Wells continued, “I thought a way I could build off what Tini was doing and honor the character, was to make Kwannon the most compelling character apart from all of that as possible. To show that there was a super interesting tragic character under all of that this whole time.”

Howard then added, “We just kind of developed these women having these separate fears and thoughts about each other until they could come together.
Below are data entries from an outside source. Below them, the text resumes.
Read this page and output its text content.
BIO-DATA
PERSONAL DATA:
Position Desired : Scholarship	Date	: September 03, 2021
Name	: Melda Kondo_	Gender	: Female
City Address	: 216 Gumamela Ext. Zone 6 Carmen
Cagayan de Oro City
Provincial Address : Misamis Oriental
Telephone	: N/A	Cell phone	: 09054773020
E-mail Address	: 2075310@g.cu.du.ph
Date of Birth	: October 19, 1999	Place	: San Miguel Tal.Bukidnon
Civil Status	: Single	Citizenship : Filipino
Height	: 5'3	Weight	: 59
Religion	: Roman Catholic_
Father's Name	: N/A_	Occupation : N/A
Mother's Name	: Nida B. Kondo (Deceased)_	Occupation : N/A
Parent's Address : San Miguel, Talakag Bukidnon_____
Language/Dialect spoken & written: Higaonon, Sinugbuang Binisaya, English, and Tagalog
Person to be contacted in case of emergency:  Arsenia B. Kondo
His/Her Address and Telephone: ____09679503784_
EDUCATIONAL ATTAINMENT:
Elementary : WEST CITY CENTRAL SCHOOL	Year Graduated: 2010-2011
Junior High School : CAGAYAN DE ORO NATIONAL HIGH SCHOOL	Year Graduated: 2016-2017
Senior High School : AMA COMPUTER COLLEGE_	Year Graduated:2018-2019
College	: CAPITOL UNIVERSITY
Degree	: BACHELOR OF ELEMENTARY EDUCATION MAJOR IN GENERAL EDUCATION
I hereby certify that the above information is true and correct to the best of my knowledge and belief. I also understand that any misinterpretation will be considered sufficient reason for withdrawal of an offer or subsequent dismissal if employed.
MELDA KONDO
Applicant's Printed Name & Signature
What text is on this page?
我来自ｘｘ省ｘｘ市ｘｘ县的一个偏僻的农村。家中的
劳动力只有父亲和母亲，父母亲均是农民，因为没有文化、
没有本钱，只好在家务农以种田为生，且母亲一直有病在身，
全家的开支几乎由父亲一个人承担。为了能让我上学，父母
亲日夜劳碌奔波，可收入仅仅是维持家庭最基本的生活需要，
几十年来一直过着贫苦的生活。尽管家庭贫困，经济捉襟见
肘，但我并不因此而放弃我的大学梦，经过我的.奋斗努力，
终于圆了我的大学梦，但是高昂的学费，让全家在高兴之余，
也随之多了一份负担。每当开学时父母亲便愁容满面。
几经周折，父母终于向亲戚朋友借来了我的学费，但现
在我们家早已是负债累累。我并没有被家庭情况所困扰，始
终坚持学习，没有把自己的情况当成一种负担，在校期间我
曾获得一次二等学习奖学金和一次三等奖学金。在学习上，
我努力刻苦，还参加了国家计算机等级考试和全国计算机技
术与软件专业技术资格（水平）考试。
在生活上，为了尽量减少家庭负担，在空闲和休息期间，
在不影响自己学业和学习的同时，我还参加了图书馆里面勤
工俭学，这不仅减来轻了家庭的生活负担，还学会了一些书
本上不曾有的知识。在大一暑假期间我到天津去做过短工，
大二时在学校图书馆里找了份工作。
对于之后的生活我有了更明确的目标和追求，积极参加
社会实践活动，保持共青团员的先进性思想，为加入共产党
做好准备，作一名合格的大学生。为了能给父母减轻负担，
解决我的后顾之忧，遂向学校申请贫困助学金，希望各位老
It ends up being extra fun and satisfying because one thing we can do in these books, because we have so many different books going, we can have conversations feel different or look different or include different details. If you read Hellions, you know Kwannon basically had a psychic therapy session where she killed Betsy Braddock a bunch in her mind. I don’t think Betsy knows that, I don’t think she’s supposed to know that. It’s not important to her to know that, that was Kwannon’s therapy, that was her working through stuff.”

Howard finished by pointing out, “Betsy working through stuff was completely different, and she needed Kwannon to help her out of it. It was based on guilt and complicated stuff. Some of that was scary to write, because a lot of it is my own experience being a bumbling white lady. That’s an experience I can write about. It’s not even like she was being thoughtful about it like ‘i’m trying to get out of this,’ sometimes you get emotional and you’re nervous and you’re gonna do something that doesn’t make any sense because it brings you some kind of catharsis. No, white lady; get in your portal!”